Teams can begin scrimmages by this weekend and then start exhibition games Dec. 11.
"I think everyone is glad to have the season back and having our job back, our livelihood," said LaVine. "We just pretty much have to be safe and continue to wear masks, wash our hands, stay distant and take responsibility off the court as well. Knowing where you're at and who you're around, just being safe so that we can continue this process of getting the season going. I was upset that we didn't make the bubble. It was really good to see basketball back and moving on, but it was really tough to just sit there and watch and not be a part of it.
"Obviously not playing with fans is going to be different for everybody that's played in the NBA before," LaVine noted. "It's always been an entertainer's game and hopefully if we don't have fans we can still provide that type of excitement for our fans. If we do [have fans] we just have to be safe and the fans have to know that we have to keep our distance, not just for you but for everybody to stay safe. I think it's going to be tough for everybody that was off for those games and people that weren't in the bubble just because you haven't played basketball in almost a year. I've been working out. Usually your first two years you look forward to preseason and then after that, you just to hurry up and get to the regular season. I think this might be the first time in a couple years that you're looking forward to preseason games."

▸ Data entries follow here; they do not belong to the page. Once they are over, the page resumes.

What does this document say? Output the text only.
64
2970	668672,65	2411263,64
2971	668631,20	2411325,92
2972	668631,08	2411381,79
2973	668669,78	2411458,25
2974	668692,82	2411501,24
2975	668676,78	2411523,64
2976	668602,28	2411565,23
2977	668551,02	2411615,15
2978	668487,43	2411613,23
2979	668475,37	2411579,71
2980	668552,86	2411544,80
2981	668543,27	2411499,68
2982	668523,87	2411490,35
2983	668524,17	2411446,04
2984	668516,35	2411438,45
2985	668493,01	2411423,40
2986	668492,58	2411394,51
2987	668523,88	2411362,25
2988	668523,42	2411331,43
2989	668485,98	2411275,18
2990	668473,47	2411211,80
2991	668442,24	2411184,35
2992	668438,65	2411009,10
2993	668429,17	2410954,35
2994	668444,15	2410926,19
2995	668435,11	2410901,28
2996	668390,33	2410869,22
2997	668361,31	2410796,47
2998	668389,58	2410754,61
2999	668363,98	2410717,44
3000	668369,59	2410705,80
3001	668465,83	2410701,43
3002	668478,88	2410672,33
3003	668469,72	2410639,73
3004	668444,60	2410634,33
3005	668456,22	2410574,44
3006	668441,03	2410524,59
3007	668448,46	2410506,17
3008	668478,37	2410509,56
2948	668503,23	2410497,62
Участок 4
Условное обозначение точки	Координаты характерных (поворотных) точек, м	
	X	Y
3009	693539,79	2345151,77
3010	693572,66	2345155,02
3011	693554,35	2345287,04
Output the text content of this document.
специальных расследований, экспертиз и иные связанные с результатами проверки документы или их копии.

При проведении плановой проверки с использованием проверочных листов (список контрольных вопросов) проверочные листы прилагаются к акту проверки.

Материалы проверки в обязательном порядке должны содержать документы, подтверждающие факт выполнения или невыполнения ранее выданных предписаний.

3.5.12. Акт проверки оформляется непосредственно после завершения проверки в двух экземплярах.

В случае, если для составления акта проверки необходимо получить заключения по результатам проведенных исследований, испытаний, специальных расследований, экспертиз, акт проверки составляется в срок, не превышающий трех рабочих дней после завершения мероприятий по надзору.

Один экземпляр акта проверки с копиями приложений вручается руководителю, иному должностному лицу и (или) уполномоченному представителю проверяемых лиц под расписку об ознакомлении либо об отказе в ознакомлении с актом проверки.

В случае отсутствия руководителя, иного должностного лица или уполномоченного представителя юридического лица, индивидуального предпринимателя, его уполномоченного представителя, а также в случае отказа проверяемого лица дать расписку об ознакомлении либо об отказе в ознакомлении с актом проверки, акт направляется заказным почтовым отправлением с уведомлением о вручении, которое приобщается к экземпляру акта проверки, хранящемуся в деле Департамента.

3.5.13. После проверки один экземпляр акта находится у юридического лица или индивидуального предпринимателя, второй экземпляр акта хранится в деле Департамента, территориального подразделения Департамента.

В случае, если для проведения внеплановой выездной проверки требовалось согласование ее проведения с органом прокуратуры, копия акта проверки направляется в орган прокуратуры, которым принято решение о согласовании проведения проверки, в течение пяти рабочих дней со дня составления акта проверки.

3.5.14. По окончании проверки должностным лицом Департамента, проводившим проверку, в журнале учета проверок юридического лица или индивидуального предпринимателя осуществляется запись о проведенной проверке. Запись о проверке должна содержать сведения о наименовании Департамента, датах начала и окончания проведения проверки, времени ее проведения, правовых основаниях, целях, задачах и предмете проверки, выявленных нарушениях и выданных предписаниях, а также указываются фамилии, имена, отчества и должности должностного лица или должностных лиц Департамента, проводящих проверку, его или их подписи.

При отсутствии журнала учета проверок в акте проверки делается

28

The Bulls will play four preseason games, two each at home and on the road against Houston and Oklahoma City. It thus begins not only the hope—though no one wants to talk about it as much as last season's media day—and the chance to compete for the playoffs. Though especially the evaluation of this group of players and who will be part of of the franchise's future.
It looked like it would be the Zach and Markkanen show three years ago. Could it still be?